#1
Hello i'm a intermediate guitarist with 3-4 years experience i've been struggling since i feel like i haven't improved much for the time span of 4 years. i know some basic scales and sweeping patterns but i'm not really sure what to do with it and i haven't mastered the notes on all the frets. i try improvising with some pentatonic scales but all i can do is run down the scale,i can never improvise without starting from the root note. The hardest songs i can play are avenged sevenfold songs specifically the song "afterlife" and it took me 1 year to kind of master it. i'm very inspired by the style of synester gates and john frusciante. i like blues,jazz,country,rock and metal music. so my question is what should i learn first? i really want to be able to improvise and play clean and fast and i want more knowledge on different type of techniques. if i'm leaving out stuff about myself feel free to ask. thank you for reading!
#2
For Pentatonic soloing you should listen to Jimi Hendrix, Stevie Ray Vaughn, ZZ Top and Slash for inspiration.

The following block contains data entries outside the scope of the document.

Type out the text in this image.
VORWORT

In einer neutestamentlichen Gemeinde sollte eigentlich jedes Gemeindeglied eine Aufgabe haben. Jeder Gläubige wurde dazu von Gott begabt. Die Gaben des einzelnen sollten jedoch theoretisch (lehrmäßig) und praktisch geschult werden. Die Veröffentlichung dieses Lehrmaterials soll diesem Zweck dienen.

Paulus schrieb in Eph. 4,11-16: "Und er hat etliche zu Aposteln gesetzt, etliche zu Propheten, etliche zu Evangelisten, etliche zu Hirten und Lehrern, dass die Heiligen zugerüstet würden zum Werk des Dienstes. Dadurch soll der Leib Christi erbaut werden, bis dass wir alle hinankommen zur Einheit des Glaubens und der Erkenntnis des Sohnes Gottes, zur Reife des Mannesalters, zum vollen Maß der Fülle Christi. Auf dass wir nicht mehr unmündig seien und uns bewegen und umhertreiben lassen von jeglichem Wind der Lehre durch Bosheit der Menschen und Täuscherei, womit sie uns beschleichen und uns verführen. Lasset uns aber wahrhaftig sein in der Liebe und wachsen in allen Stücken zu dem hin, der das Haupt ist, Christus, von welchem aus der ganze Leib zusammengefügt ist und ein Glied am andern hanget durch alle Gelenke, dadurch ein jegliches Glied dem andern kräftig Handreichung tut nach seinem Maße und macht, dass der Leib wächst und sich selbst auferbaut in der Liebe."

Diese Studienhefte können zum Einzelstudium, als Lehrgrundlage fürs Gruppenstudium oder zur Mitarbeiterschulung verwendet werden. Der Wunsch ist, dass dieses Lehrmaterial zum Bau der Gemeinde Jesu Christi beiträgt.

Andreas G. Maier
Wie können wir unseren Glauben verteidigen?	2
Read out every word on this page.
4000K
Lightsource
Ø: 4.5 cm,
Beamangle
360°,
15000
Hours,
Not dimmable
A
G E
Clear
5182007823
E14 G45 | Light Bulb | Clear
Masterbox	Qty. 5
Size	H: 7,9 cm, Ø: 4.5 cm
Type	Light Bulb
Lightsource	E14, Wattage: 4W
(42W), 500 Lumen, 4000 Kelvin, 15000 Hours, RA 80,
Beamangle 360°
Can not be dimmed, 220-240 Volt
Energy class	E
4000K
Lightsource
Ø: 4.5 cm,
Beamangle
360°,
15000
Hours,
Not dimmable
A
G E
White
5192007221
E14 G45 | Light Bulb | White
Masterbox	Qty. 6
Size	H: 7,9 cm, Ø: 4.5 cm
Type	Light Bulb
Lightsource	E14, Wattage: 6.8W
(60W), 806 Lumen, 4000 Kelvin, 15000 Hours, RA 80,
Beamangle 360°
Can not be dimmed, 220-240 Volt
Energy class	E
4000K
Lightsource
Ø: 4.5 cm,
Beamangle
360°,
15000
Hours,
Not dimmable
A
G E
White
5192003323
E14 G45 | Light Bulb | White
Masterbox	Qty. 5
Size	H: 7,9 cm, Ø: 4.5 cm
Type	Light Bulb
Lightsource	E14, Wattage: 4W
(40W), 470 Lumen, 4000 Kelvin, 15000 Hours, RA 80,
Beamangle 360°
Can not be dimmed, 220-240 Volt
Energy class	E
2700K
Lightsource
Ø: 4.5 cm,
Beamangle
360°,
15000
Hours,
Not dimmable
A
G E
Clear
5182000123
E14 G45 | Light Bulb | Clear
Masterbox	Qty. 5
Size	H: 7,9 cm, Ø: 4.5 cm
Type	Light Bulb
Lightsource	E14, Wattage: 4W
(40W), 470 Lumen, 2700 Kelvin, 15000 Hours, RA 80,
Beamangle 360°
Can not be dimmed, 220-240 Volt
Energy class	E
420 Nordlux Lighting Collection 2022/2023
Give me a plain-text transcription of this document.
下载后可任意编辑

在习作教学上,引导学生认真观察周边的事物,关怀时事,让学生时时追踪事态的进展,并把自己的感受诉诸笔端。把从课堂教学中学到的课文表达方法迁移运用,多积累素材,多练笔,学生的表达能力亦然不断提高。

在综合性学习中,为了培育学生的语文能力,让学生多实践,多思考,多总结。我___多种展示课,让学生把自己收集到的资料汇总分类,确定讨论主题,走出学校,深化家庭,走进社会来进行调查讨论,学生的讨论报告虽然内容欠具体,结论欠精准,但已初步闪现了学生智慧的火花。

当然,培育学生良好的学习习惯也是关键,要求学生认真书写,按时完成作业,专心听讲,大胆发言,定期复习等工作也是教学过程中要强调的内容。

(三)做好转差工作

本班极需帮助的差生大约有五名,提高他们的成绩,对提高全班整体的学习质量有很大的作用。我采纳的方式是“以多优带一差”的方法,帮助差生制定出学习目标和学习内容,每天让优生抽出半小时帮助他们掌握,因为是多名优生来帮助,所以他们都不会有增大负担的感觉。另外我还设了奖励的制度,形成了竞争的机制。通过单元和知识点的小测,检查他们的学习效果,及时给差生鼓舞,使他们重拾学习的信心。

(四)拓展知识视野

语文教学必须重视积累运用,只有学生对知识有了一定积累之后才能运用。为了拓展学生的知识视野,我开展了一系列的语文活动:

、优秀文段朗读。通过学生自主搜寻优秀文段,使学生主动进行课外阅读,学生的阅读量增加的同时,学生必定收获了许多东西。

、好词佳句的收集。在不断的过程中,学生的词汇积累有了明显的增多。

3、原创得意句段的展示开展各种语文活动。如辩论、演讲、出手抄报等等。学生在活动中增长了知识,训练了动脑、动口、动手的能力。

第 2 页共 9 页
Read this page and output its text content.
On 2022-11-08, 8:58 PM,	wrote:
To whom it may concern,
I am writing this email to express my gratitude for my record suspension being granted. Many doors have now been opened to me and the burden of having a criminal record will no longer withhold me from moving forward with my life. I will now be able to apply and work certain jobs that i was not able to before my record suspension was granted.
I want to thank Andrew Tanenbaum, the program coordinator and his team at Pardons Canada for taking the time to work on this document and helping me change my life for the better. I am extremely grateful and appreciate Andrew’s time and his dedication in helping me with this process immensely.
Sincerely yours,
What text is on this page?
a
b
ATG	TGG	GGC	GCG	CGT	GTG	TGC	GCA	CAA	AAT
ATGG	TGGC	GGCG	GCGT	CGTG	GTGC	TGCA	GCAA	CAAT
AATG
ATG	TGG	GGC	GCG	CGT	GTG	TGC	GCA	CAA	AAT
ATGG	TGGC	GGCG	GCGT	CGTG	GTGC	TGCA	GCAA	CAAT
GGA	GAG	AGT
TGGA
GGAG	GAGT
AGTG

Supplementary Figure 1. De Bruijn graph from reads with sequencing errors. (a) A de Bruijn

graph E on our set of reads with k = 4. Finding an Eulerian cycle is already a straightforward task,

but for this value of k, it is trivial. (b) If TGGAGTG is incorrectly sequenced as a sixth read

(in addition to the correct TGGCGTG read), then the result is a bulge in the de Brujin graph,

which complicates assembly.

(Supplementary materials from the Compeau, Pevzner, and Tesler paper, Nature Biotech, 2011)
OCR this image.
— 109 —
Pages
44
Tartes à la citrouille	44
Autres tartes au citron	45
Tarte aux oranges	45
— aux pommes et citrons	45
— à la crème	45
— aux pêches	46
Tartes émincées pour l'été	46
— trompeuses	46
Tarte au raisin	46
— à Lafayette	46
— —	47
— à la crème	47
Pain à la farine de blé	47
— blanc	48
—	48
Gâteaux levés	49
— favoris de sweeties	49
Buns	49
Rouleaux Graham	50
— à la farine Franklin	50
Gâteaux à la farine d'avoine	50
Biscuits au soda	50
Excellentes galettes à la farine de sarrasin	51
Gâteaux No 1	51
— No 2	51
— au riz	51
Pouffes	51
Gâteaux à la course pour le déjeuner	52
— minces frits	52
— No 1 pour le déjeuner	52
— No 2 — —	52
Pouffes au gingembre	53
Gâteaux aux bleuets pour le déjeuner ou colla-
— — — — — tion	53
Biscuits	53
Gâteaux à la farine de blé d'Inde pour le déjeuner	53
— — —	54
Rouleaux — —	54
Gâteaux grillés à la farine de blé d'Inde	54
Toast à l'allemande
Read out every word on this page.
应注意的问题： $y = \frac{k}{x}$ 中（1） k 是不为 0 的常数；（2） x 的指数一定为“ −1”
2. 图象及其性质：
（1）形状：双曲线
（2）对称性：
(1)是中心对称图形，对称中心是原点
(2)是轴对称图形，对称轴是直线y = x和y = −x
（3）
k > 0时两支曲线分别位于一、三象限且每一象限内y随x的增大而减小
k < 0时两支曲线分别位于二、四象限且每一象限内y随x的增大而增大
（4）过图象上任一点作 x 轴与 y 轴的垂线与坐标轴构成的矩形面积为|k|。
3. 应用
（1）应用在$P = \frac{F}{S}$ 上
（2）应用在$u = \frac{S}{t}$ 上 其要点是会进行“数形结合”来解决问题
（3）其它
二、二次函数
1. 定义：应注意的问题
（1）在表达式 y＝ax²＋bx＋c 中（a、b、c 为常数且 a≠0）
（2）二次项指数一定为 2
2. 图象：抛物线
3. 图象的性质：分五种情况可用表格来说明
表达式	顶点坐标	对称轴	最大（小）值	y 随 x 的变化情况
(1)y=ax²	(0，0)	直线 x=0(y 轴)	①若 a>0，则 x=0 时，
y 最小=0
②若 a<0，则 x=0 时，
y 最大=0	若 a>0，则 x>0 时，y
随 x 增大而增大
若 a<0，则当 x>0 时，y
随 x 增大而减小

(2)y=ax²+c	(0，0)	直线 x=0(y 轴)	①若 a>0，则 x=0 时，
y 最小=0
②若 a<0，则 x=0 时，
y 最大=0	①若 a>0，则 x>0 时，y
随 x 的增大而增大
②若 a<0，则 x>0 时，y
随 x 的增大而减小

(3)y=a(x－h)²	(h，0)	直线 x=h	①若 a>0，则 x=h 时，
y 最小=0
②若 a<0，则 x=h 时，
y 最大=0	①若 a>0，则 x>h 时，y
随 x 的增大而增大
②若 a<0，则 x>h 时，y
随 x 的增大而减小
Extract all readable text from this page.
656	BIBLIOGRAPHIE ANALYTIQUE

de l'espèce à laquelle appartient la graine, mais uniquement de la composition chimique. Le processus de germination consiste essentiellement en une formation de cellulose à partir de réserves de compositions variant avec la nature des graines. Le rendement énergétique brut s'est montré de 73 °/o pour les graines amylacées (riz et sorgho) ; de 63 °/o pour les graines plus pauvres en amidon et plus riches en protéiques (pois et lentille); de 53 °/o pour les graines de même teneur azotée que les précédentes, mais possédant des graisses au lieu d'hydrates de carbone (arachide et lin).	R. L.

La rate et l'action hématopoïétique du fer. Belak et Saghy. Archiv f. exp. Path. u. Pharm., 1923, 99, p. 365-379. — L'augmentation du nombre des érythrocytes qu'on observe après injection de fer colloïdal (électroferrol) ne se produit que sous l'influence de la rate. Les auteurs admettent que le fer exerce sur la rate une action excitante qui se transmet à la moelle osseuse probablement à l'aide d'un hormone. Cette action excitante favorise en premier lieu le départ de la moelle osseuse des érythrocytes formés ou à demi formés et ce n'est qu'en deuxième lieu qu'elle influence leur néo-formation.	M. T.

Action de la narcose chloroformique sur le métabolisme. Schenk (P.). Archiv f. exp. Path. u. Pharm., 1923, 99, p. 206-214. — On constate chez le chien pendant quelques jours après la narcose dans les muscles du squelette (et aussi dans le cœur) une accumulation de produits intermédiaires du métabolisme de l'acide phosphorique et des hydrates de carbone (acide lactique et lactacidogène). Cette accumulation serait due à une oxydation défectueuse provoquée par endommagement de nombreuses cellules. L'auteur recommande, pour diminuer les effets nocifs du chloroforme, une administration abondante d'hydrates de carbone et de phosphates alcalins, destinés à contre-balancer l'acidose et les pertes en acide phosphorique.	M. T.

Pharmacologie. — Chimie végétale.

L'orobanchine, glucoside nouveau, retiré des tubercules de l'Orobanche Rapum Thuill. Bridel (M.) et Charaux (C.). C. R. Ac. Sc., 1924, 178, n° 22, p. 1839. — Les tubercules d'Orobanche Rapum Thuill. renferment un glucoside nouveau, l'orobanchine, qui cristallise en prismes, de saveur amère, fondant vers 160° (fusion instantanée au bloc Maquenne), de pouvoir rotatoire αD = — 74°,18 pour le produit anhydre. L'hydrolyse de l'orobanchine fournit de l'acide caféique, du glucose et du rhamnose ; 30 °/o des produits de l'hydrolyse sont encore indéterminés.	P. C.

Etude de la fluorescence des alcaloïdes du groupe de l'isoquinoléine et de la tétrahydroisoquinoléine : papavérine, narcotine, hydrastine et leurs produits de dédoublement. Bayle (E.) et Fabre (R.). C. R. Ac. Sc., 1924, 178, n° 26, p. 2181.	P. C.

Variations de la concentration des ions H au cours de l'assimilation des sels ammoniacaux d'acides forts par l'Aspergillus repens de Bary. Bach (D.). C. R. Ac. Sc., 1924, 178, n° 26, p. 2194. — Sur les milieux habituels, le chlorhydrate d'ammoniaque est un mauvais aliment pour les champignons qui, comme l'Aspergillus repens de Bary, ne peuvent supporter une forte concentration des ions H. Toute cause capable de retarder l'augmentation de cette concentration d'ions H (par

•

Get your technique correct and practice over a suitable backing track, such as ZZ Top's LA Grange is one I sometimes use.
#3
Go to a website with scale fingerings (such as all-guitar-chords.com) and choose a scale you want to learn (such as G Major), go to youtube and search for a backing track in that specific key or relative key (G major or e minor), study the scale fingering diagram while you play along with the notes in the scale using the backing track.

You should learn all the major, minor, pentatonic and blues scales in every key. Learn all major, minor, dominant 7, minor 7 in every key. If you want to go into jazz, prog etc. you have even more scales (harmonic minor, melodic minor, whole tone, etc.) and more chords (extended harmony such as maj 7, min/maj 7, min7 b5, dim7, 9, 11, 13, etc.)
Last edited by stevenjmal at Dec 1, 2016,
#4
Quote by JamesGSixx
i really want to be able to improvise and play clean and fast and i want more knowledge on different type of techniques.


There is some good advice above. to that I would add: start learning songs and solos by ear. Start with slow blues from people like Albert King or SRV or some classic rock where the player doesn't play too fast- pick a song or section where you can hear the notes clearly - always use the studio version and make sure you're tuned to the music ( SRV tunes to E flat for example). Then take very small sections, like 4 bars at a time, and repeat them until you can figure out what is being played through trial and error. Use software to slow down the music if necessary.

If you want to be good at improvising and creating music this is probably the most important skill you need to work on - improvising basically means imagining a phrase in your head and then playing it instantly on guitar - transcribing by ear helps you bridge the gap.

Great improvisers learn by ear - all of them. That's not to say you can't ever use transcriptions, but make sure you spend a lot of time working things out by ear. I really can't stress this point enough.